In 1988 the hospital and nearby ancillary buildings were all badly damaged by Hurricane Gilbert. Although re-roofed in 2015, the hospital and its increasingly ruinous ancillary structures, Kitchen, Pharmacy etc. still need much conservation and above all a viable use.
The building is not in good shape notwithstanding its recent re-roofing in 2015 as that contract included neither repair of the iron frame nor repair of the brickwork.
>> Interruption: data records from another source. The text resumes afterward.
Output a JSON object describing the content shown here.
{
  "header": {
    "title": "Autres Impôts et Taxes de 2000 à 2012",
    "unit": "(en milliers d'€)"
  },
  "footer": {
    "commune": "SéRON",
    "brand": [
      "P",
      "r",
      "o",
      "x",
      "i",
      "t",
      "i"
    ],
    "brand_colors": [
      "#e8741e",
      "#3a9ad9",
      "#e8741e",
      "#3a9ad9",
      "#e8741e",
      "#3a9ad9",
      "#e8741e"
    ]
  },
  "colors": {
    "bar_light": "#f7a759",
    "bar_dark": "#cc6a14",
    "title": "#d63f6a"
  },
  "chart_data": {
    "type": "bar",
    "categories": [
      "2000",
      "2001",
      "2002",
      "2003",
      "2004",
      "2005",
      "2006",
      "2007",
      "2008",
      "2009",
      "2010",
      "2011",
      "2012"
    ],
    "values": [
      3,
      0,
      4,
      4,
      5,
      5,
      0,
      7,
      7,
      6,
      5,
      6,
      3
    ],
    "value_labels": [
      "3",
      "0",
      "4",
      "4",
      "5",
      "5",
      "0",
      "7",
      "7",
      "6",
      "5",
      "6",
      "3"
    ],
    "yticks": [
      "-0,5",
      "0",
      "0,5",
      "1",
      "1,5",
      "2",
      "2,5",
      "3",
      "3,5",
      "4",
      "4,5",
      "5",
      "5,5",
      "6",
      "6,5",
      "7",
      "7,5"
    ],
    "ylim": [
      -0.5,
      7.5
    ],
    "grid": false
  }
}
The iron frame has accumulated fractures over the years, a few in principal structural members, and has lost alignment and robustness due to racking of the roof frames, some foundation settlement and damage to its connections.
The brickwork has been extensively fractured by the corrosion of embedded iron and, in places, damaged by being rendered using cement which then splits off due to salt crystallisation.
Once these structural defects have been remedied, work to restore the architectural detail and quality of the building would also be needed.
FGSJ’s view: Overall, this is a substantial project but entirely achievable given the right ambition and resources. The Hospital is one of the most admired colonial era buildings on the island, is locally much loved by the people of Port Royal for the shelter it has provided after hurricanes and earthquakes. It is also on a simply magnificent site looking over the harbour – people could be ferried there across the harbour from Kingston, not bussed round by road, and thereby enjoy a quite marvellous experience. Until a few years ago part of the main building was used to display the findings of the underwater archaeological investigations of the parts of Port Royal that sank into the harbour in 1692, and a wealth of artefacts. A museum could, once again, be accommodated in the restored building and again be accessible to the public. The building would also be a fine site for an hotel, and cultural/artistic pursuits.
There is every reason to pursue the Naval Hospital’s restoration and expressions of interest are being sought.